3. Information is Easily Accessed.

Many grave medication errors are the results of clinicians not having sufficient information about the patient or drug. Information technology has drastically improved the access to reference information. A large range of drug-reference information is now available for hand-held devices, and clinicians are able to quickly access textbooks, databases, and other medical references online.

4. Patient-Centered Care is Improved.

Encouraging patients to be more involved in their care is important for many reasons, including increasing compliance and patient satisfaction. Technology contributes to patient-centered care by fostering communication between providers and patients via online portals, text messaging, and email. It also increases access to information, such as online medical records, which can improve self-monitoring and patient convenience.

An emerging theme in healthcare in countries like the UK and USA, is that patients should have greater involvement in the care they receive and be more informed about their own health and the treatments available to them. Technological developments facilitate the sharing of information between patients and clinicians through online services, resulting in new opportunities for self-monitoring and convenient care delivery.

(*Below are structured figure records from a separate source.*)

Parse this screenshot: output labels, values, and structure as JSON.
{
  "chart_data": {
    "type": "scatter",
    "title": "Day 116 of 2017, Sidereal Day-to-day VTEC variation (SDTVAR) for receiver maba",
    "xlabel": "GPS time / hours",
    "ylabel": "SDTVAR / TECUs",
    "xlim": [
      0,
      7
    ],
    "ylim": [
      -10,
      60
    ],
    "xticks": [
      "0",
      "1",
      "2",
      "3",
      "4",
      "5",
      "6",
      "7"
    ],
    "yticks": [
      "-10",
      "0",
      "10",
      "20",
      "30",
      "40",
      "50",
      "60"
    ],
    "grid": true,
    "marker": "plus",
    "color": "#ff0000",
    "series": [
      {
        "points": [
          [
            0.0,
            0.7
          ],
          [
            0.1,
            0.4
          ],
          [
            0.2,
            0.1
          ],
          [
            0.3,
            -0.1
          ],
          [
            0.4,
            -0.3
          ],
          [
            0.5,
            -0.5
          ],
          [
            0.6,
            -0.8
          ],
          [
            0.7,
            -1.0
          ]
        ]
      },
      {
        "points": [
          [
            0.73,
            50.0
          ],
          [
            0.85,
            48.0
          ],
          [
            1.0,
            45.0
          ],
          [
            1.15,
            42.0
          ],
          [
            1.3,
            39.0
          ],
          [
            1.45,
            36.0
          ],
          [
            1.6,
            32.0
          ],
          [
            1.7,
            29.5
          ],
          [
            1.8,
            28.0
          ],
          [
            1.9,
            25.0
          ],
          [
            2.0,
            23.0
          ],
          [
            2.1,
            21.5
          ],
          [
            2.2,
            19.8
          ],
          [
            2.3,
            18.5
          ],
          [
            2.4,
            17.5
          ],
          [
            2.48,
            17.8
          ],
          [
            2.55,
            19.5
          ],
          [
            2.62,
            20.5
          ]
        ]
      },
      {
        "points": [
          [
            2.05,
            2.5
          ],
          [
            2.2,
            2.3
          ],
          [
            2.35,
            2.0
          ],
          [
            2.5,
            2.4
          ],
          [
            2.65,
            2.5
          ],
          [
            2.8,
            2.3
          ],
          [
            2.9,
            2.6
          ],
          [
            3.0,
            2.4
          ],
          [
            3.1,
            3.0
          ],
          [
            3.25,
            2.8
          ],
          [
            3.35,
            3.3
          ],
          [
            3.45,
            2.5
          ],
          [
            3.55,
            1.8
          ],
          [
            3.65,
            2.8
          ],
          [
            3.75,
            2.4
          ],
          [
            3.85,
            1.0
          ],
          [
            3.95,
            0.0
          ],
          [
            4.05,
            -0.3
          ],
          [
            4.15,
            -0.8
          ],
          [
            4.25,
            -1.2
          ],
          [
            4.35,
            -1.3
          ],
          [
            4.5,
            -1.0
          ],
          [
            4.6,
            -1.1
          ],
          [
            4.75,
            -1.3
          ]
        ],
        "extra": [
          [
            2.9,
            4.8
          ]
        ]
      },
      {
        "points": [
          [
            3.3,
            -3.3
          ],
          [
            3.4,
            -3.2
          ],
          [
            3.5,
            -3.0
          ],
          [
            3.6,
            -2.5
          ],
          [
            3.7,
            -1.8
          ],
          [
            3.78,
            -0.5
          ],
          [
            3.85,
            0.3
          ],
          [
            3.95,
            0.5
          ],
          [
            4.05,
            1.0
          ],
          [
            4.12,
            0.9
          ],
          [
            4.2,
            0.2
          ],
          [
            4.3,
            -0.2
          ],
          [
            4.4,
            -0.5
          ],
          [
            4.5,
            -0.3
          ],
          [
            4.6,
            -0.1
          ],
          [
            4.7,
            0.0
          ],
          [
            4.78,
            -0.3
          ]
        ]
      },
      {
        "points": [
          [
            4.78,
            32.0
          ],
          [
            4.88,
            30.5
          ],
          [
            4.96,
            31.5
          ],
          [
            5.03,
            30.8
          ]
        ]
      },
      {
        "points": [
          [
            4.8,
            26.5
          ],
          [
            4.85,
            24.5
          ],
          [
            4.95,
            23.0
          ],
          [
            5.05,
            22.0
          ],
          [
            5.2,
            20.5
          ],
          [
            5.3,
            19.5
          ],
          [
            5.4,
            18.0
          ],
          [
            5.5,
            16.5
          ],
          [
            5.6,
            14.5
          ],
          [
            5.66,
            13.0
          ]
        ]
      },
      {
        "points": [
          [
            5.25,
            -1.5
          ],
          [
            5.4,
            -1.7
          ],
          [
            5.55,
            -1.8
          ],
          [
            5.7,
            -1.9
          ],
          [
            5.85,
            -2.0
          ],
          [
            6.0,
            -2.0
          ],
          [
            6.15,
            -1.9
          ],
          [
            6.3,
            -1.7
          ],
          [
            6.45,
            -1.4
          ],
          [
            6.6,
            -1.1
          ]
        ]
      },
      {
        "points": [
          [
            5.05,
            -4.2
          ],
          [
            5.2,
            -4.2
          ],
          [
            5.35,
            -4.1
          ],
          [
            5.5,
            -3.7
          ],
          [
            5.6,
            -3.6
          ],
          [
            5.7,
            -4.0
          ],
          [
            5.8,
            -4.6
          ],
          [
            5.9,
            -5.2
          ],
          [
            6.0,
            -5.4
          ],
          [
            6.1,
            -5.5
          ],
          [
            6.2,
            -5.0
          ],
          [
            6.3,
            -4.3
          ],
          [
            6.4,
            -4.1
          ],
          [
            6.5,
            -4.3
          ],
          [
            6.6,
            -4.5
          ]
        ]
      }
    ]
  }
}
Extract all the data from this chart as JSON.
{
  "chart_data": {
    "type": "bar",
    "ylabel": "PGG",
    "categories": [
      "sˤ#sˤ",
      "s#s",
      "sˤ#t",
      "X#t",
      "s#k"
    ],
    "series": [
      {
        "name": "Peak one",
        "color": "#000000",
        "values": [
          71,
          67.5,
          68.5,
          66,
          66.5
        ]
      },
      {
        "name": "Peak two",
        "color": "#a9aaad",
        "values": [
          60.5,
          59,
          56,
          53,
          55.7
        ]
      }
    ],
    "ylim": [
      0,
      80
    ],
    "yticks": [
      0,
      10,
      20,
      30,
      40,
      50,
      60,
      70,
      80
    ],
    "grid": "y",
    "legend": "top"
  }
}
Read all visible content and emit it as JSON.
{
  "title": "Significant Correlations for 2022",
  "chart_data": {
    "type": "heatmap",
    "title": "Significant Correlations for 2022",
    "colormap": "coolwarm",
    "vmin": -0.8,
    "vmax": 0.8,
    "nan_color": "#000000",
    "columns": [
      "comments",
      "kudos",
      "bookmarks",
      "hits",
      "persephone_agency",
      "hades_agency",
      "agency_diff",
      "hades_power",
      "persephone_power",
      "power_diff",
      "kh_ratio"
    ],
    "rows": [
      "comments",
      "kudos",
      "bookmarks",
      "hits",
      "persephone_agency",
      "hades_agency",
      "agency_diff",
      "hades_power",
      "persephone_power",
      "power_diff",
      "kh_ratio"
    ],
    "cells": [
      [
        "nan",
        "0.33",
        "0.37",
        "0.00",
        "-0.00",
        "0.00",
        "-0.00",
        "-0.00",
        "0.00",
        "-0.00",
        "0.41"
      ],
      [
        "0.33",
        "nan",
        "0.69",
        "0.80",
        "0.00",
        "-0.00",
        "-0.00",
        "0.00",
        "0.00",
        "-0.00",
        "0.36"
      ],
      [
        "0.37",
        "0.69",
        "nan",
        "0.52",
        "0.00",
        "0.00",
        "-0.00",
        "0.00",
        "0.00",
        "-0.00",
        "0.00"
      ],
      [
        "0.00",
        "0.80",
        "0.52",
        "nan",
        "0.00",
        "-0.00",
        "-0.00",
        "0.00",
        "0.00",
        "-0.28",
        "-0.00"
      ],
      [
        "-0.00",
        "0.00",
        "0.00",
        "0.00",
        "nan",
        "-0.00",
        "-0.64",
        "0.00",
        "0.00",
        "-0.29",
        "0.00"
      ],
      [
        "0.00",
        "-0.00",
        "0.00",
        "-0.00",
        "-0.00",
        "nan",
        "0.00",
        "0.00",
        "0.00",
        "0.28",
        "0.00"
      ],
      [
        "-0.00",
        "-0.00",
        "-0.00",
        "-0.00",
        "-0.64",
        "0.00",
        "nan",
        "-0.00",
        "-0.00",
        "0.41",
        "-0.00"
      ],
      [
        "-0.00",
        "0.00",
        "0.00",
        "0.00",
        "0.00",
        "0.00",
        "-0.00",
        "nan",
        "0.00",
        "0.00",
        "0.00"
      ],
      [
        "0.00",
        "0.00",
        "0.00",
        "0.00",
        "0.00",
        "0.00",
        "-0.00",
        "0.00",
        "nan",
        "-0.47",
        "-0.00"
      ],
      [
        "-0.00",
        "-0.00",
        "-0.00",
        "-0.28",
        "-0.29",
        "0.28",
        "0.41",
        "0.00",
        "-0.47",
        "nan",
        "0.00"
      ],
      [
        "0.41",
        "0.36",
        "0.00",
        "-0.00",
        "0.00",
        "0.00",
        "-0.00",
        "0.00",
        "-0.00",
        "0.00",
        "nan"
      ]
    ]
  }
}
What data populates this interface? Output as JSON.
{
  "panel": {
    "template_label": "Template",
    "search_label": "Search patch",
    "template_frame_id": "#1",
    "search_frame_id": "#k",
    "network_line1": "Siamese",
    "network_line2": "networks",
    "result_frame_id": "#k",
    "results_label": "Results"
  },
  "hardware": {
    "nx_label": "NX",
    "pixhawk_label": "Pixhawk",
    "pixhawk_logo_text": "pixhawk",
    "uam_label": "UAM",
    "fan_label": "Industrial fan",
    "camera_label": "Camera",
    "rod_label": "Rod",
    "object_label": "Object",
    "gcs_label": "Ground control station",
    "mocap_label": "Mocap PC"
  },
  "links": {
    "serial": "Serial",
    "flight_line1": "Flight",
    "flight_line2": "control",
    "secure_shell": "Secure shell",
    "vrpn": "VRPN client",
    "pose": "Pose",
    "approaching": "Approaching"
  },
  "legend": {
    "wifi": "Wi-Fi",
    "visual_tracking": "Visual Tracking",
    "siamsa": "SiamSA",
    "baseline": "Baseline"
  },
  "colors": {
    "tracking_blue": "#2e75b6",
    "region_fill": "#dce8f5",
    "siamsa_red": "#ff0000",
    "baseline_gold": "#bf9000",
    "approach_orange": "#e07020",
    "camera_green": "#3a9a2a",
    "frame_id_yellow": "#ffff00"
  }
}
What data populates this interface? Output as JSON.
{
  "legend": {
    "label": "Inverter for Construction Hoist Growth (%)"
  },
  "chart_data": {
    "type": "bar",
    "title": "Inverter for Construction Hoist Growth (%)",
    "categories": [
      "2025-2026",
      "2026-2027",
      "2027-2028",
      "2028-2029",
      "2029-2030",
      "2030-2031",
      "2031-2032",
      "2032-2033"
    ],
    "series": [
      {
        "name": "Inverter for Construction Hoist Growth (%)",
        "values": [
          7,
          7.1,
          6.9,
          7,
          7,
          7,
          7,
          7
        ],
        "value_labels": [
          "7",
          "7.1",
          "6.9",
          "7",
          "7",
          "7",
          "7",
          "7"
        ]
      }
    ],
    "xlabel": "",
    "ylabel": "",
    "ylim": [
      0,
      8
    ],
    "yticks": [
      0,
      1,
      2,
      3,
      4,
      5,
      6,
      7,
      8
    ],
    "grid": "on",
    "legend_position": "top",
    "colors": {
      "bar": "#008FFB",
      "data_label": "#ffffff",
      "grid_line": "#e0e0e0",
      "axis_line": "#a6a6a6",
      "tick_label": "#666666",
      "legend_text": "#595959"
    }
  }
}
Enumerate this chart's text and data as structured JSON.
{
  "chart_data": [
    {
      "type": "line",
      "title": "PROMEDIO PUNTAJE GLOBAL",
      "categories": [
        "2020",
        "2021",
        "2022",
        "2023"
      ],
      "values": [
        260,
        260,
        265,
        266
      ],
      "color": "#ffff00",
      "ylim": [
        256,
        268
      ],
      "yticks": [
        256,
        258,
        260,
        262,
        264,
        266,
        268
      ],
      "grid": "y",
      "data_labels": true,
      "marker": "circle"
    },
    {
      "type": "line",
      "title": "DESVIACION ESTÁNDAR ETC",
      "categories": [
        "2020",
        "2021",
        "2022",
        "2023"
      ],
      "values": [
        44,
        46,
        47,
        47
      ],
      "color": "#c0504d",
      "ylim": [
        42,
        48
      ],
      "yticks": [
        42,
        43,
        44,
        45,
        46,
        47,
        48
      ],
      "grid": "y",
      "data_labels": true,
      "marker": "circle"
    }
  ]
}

These developments are designed with safety issues explicitly in mind (e.g. validation of patient information in an electronic record could contribute to reduced error) while also conferring new risks.

In conclusion, the advantages of a HIS include facilitated communication between health care providers, improved medication safety, tracking, and reporting, and the promotion of quality of care through optimized access to and adherence to guidelines. Health IT systems enable the collection of data for quality management, performance reporting, and public health disease surveillance. These, in turn, help hospitals to raise their standards to meet the KARS accreditation.